The distribution strongly suggests that there is a population of rocky worlds larger than Earth (often called super-Earths) and a population of planets larger than super-Earts but smaller than Neptune (often called sub-neptunes). While Super-Earths may in many ways be larger versions of Earth, it is likely that many sub-neptunes are neither a miniature version of Neptune nor a larger versions of super-Earths. They may have very different interior structures and, perhaps, origins.
A slowly increasing number of sub-neptunes is being characterized by the astronomical community – mostly through expensive James Webb Space Telescope observations – which revealed diversity in their atmospheric composition. In one case, my colleague Dr. Nikku Madhusudhan (Cambridge University) reported potential signatures of life in K2-18b, one of the coolest studied sub-neptune. (I wrote about this interesting but controversial claim here.)

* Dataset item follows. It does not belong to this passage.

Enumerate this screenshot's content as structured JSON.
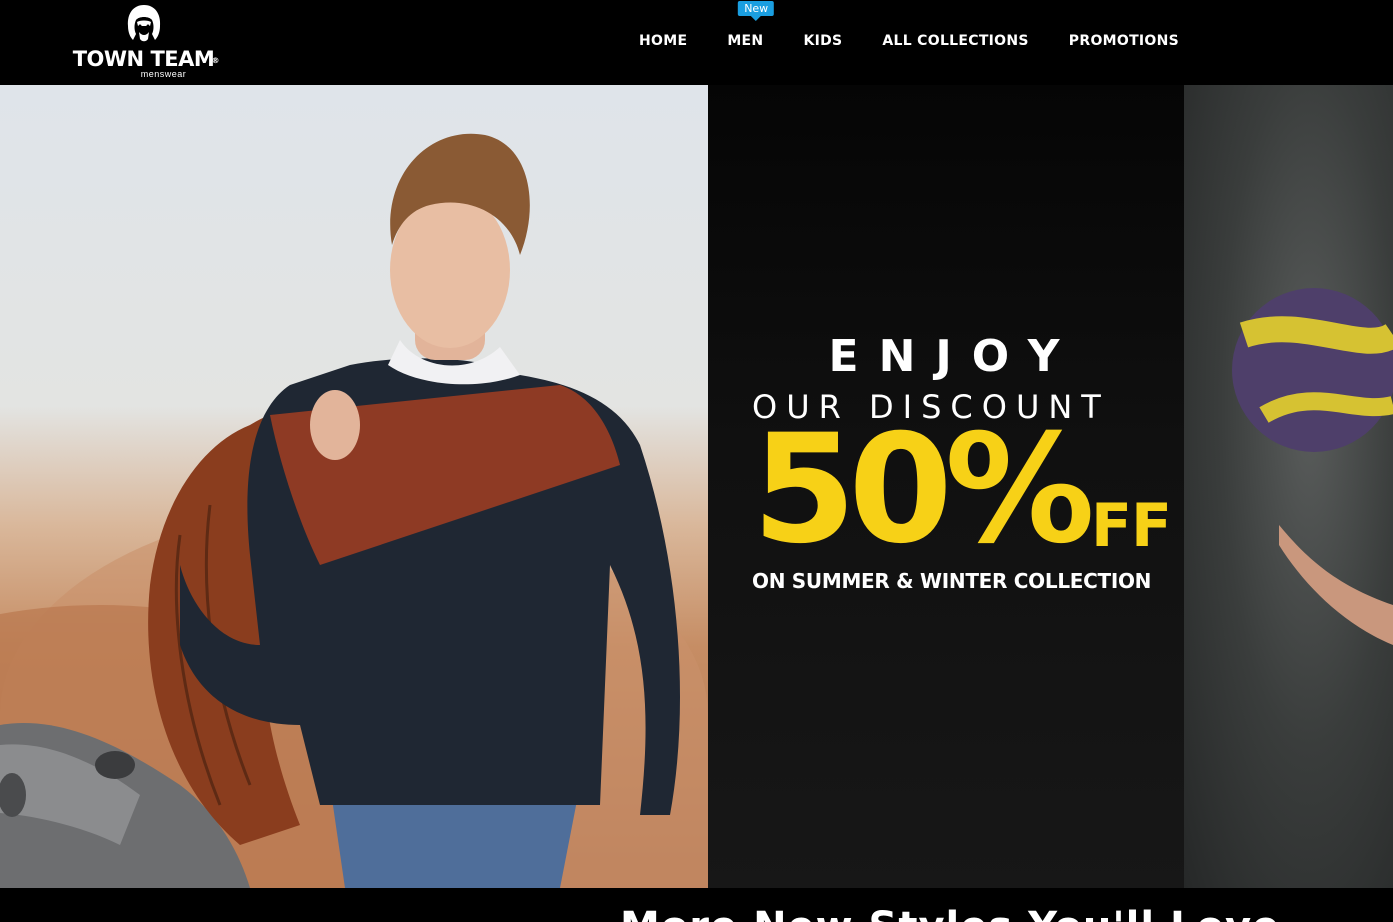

With the existing data, we are far from having a clear picture of the nature and origins of sub-neptunes. In my talk at the Sagan Summer School, I offered a path forward: Rather than trying to fully understand individual planets in isolation (probably not possible), we should focus on understanding the processes that shape sub-neptunes. Processes act on many planets and thus shape populations. By characterizing population-level impact of processes such as atmospheric loss, we can verify our models of those processes, narrow down the potential outcomes of those processes, and provide a firm footing for understanding the individual planets. This approach uses all the data that is available on sub-neptunes — but also benefits from all the data available on smaller and larger planets.
My presentation included a brief discussion of the key processes that are candidates for shaping the sub-neptune population and proposed approaches for recognizing and testing their impact on the exoplanet demographics.
The school provided a great venue for hundreds of early career scientists and some of us, working on this field for two decades, to get together and explore results and ideas about exoplanet demographics and sub-neptunes. It was exciting to see the different groups bringing separate, sometimes surprising puzzle pieces and try to figure out how they fit together!